San Marino. Il Green Festival e i suoi Cenacoli della sostenibilità

Sull’entusiasmo del recente salvataggio della quercia secolare di Pesaro, da sacrificare secondo Autostrade Italia, salvata da un flash mob di giorni da persone provenienti da mezza Italia, si è svolto venerdì scorso a Podere Lesignano il primo Cenacolo della Sostenibilità.

Ne dà notizia il San Marino Green Festival, aggiungendo: “Insieme si può, potrebbe essere lo slogan di questa iniziativa del San Marino e Montefeltro Green Festival che ha trovato nel titolare del podere, Stefano Valentini, un degno partner.

È il primo di una serie di appuntamenti fissi, il cui nome “Cenacoli della Sostenibilità” riprende l’importanza di incontrarsi, un format conviviale pensato e voluto dal San Marino e Montefeltro Green Festival e dedicato a imprenditori e volontari che in questi primi 4 anni hanno sostenuto il progetto dell’ecofestival. “In questo cenacolo il comune denominatore è la sensibilità verso i temi ambientali e etici. Il senso è scambiarci le esperienze a livello professionale e umano – dice il Patron dei festival Gabriele Geminiani che così continua: Probabilmente il gioco è già giocato, mi riferisco a quello ecologico e anche al fatto che la transizione energetica potesse diventare l’occasione per superare il sistema attuale. Come individui non possiamo fare niente, ma unendoci qualcosa possiamo farlo: possiamo resistere e tenere in piedi situazioni serie, solide seppur minoritarie.”

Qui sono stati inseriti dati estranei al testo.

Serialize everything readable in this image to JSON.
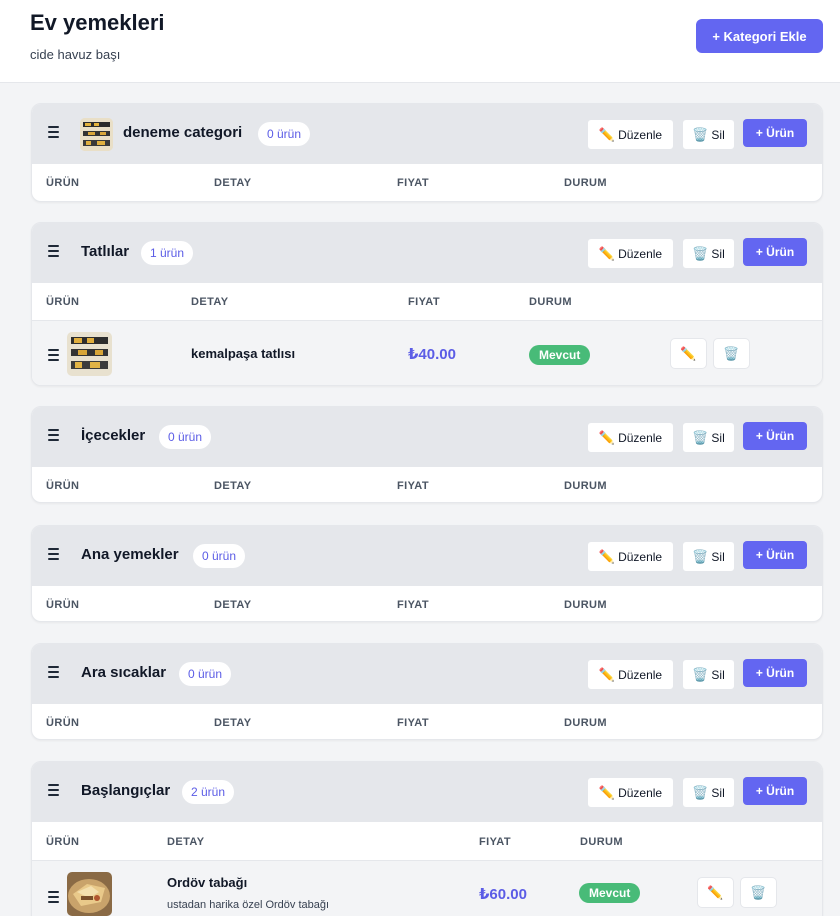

E così che in un cerchio disordinato, persone di diverse estrazioni e interessi, hanno iniziato a presentarsi nel pre cena. Ognuno ha fatto una sinossi del suo essere al mondo talora partendo di slancio su quelle direttrici che più lo appassionano. Poi a fine cena Antonio Santini titolare del Vivaio il Sorbo, ha parlato di biodiversità e piante antiche anche attraverso una serie di esperienze maturate sul campo.

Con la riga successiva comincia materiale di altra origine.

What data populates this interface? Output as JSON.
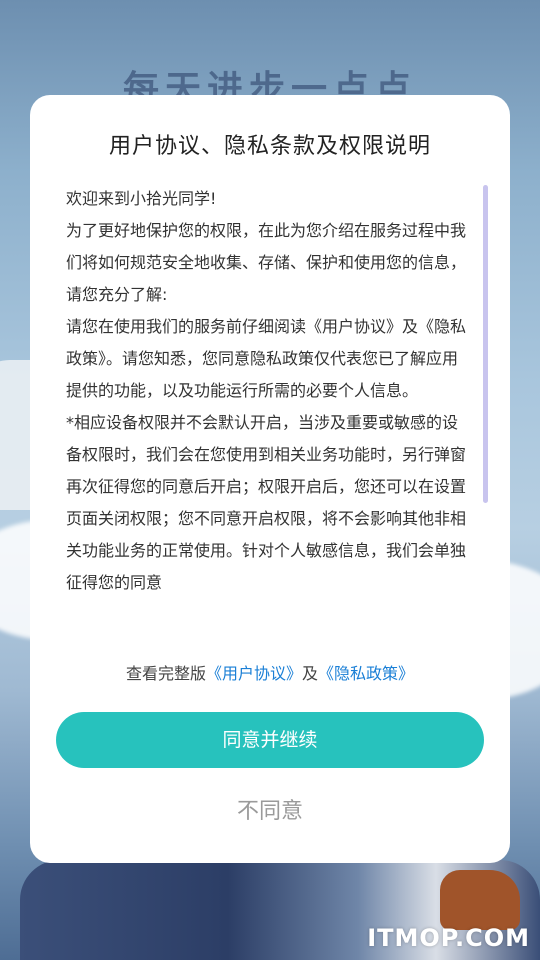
{
  "background": {
    "headline": "每天进步一点点"
  },
  "dialog": {
    "title": "用户协议、隐私条款及权限说明",
    "paragraphs": [
      "欢迎来到小拾光同学!",
      "为了更好地保护您的权限，在此为您介绍在服务过程中我们将如何规范安全地收集、存储、保护和使用您的信息，请您充分了解:",
      "请您在使用我们的服务前仔细阅读《用户协议》及《隐私政策》。请您知悉，您同意隐私政策仅代表您已了解应用提供的功能，以及功能运行所需的必要个人信息。",
      "*相应设备权限并不会默认开启，当涉及重要或敏感的设备权限时，我们会在您使用到相关业务功能时，另行弹窗再次征得您的同意后开启；权限开启后，您还可以在设置页面关闭权限；您不同意开启权限，将不会影响其他非相关功能业务的正常使用。针对个人敏感信息，我们会单独征得您的同意"
    ],
    "links_prefix": "查看完整版",
    "user_agreement_link": "《用户协议》",
    "links_conjunction": "及",
    "privacy_policy_link": "《隐私政策》",
    "agree_label": "同意并继续",
    "disagree_label": "不同意"
  },
  "watermark": "ITMOP.COM",
  "colors": {
    "accent": "#27c2bd",
    "link": "#1a7fd6",
    "scrollbar": "#c8c4ee"
  }
}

A breve uscirà un calendario degli incontri e dei relativi ospiti, che resteranno serate ad invito, in modo tale da consolidare l’amalgama del nucleo iniziale. Ma si lavorerà su progetti come conferenze, presentazione di libri, concerti, mostre, laboratori di cucina e artistici, aperti a tutti.

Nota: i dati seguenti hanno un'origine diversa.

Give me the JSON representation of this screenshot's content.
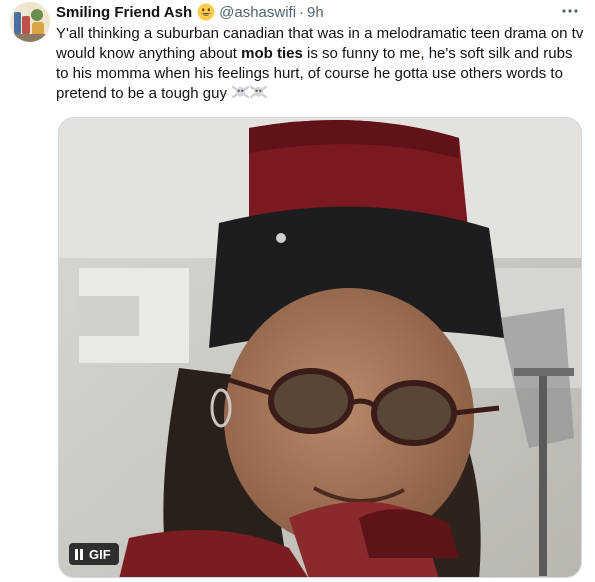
{
  "tweet": {
    "display_name": "Smiling Friend Ash",
    "badge_icon": "grinning-face-emoji-icon",
    "handle": "@ashaswifi",
    "separator": "·",
    "time": "9h",
    "more_icon": "more-dots-icon",
    "text_before_bold": "Y'all thinking a suburban canadian that was in a melodramatic teen drama on tv would know anything about ",
    "text_bold": "mob ties",
    "text_after_bold": " is so funny to me, he's soft silk and rubs to his momma when his feelings hurt, of course he gotta use others words to pretend to be a tough guy",
    "trailing_icons": [
      "skull-crossbones-emoji-icon",
      "skull-crossbones-emoji-icon"
    ]
  },
  "media": {
    "type": "gif",
    "badge_label": "GIF",
    "pause_icon": "pause-icon"
  },
  "colors": {
    "text": "#0f1419",
    "secondary": "#536471",
    "border": "#cfd9de"
  }
}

“Il senso è anche quello di creare una possibilità di incontro e confronto, da parte di imprenditori virtuosi che non si conoscono e che potrebbero iniziare così a collaborare o ad aiutarsi in un’ottica di marketing referenziale. Un modo pragmatico per ringraziare i nostri sponsor, autentici compagni di viaggio” conclude Gabriele Geminiani.